To that end, the complaint cited remarks made by Comcast president and COO Steve Burke during NFL Network's program complaint with the FCC in which the executive said the operator treats affiliates networks "like siblings as opposed to strangers."
The document also points to remarks made by Comcast Programming Group president Jeff Shell during NFL Network's aforementioned program complaint in which he admitted "if you're an ad-supported network"...like Tennis Channel..."the sports tier that Comcast has is not viable."
The complaint also refers to remarks made by Versus president Jamie Davis in the network's carriage dispute with DirecTV. There, Davis described the top DBS provider's intention to move Versus, which has been off DirecTV's air since Sept. 1, to a sports tier as a "non-starter."

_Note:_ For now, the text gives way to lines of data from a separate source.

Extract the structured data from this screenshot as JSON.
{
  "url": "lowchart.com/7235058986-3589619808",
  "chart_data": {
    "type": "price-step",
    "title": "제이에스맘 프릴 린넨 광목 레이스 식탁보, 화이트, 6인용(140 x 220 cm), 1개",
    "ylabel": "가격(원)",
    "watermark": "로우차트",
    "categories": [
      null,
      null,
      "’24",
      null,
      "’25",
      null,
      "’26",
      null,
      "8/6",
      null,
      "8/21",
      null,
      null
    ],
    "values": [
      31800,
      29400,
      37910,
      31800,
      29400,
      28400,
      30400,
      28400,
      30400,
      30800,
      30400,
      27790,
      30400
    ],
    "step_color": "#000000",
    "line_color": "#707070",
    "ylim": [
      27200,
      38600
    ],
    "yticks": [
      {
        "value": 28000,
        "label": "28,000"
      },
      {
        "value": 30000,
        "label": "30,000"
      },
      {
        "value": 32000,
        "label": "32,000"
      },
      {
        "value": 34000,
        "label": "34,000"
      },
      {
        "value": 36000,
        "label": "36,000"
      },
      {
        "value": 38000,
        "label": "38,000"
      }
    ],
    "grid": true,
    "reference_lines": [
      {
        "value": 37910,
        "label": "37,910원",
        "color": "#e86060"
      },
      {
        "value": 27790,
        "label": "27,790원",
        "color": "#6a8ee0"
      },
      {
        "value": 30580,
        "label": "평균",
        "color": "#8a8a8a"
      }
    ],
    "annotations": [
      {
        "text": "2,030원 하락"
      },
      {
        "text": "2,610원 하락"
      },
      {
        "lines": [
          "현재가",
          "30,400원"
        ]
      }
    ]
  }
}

"This case is truly the litmus test for unaffiliated programmers everywhere, and the future of the public's interest in having a wide variety of voices and choice in the media marketplace," said Solomon. "Ultimately, we simply want to be treated comparably to the way Comcast treats the sports program services it owns."
To do that, Comcast spokesman John Demming said that such moves would result in an increase of "hundreds of millions" in license fees to Tennis over a number of years, costs that would have to be passed on to all of the operator's subscribers. Demming also indicated that Tennis' wont for HD placement would result in an extant service getting bumped from its carriage position.